Hasta siempre, Manuel Fernández Álvarez

Me han dicho, Don Manuel, y lo sé de muy buena tinta, que le tienen preparada una habitación en un palacio. Es una habitación confortable y menuda, desde la que podrá contemplar lo que quiera. Posee tantas ventanas como desee. Si abre una de ellas, podrá ver España entera. Sí. ¿Cómo que no se lo cree? Sí, es cierto. Esa España dura, agreste, polvorienta, alegre… Esa España que relató tantas y tantas veces la podrá ver todos los días, si lo quiere, desde cualquiera de los balcones de su habitación.

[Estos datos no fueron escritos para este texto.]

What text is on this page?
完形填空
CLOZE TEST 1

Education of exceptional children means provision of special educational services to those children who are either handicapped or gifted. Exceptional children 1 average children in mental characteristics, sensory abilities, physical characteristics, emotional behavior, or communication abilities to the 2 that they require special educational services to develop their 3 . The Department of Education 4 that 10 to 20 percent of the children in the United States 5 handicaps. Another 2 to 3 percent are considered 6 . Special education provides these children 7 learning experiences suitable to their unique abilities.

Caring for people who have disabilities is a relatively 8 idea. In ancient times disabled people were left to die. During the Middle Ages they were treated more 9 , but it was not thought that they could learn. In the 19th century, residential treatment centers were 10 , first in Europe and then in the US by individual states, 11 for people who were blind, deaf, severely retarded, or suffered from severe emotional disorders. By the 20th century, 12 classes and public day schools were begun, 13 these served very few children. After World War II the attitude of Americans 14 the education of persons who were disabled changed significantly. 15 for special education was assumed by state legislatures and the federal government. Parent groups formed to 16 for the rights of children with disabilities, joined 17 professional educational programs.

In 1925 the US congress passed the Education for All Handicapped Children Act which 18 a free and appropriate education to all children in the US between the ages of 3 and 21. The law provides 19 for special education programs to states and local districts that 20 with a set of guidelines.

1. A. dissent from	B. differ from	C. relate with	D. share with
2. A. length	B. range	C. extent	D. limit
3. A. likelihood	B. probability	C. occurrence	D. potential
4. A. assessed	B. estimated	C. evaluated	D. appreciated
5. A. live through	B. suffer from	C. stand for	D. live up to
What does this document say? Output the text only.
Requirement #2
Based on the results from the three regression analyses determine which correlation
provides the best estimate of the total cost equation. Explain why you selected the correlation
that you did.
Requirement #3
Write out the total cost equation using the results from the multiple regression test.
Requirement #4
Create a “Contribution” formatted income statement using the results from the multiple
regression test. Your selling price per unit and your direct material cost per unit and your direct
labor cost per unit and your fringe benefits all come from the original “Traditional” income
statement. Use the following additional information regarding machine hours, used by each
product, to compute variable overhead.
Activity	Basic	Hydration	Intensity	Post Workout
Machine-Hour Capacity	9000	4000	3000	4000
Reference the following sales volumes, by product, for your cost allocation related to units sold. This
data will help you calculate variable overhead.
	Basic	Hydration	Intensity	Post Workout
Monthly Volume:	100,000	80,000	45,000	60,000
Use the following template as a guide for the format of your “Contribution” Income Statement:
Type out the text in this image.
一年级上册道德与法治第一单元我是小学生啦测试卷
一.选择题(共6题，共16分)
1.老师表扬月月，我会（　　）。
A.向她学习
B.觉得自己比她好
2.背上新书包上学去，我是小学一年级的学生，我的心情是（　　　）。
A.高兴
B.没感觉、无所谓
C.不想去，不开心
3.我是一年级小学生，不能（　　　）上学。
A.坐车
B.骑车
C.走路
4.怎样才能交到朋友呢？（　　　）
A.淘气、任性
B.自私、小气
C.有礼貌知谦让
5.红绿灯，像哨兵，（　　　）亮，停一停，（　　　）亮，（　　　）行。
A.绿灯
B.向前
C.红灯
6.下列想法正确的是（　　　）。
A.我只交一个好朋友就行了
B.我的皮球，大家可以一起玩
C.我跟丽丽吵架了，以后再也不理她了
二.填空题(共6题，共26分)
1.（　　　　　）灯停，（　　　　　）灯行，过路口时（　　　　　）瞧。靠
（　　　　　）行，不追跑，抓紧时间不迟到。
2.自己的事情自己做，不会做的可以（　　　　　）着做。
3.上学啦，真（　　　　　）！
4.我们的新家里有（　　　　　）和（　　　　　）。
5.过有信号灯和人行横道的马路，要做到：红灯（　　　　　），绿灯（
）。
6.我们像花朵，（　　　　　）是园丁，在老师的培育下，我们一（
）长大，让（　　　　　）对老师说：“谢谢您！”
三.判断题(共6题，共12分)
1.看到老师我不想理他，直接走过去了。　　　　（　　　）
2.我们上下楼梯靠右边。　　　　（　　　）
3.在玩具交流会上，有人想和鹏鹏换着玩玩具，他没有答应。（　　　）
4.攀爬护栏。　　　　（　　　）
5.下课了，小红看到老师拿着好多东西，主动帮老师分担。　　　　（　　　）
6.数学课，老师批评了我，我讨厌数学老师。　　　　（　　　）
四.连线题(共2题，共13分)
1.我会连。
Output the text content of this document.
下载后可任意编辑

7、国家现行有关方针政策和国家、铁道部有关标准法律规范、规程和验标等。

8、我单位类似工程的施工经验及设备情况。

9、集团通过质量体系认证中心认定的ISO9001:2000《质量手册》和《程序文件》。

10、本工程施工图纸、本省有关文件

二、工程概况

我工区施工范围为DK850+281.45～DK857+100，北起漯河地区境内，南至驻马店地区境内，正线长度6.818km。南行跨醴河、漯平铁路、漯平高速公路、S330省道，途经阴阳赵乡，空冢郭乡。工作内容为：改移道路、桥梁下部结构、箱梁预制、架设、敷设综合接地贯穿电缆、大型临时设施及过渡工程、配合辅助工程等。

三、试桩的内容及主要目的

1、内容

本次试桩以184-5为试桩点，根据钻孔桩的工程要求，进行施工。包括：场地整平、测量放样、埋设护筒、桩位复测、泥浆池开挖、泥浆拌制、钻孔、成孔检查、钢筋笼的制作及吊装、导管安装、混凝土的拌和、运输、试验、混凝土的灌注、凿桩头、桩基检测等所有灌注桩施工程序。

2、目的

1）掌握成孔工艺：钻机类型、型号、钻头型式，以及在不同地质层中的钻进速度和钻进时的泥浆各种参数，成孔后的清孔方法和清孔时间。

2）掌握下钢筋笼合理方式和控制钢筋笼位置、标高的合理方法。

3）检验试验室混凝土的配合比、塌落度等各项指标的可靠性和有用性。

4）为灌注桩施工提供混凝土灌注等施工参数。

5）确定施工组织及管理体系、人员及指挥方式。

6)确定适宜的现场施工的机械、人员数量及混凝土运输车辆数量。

Acomódese en cuanto llegue. Pero sin prisa. Para qué tener prisa. Y descanse primero. Le hará falta. Se lo digo porque el emperador Carlos, al conocer su llegada, arde en deseos de charlar con usted. Y le advierto de que es hombre de mucha conversación. Cuando le vea se sorprenderá… ¿Gota? ¿Achaques? ¡Qué va! Está como en sus mejores tiempos. Si volviera a retratarle ese genio de Tiziano, dé por seguro que quedaría perplejo al verle. ¡No dudaría en encumbrarle de nuevo a lomos de su caballo en los campos de Mühlberg!

También le aviso. Su hijo Felipe, el Prudente, desea verle. Unas cuitas, nada más. Anda enfurruñado porque su padre ha pedido ser el primero en verse con usted. Cosas de padres e hijos. Ya sabe. Pero le diré que si el padre tiene cosas de que hablar con usted, el hijo no lo será menos. A lo mejor, con suerte, le cuenta aquel enredo de su secretario Antonio Pérez. Quizá le guiñe el ojo cuando se lo cuente. Quizá…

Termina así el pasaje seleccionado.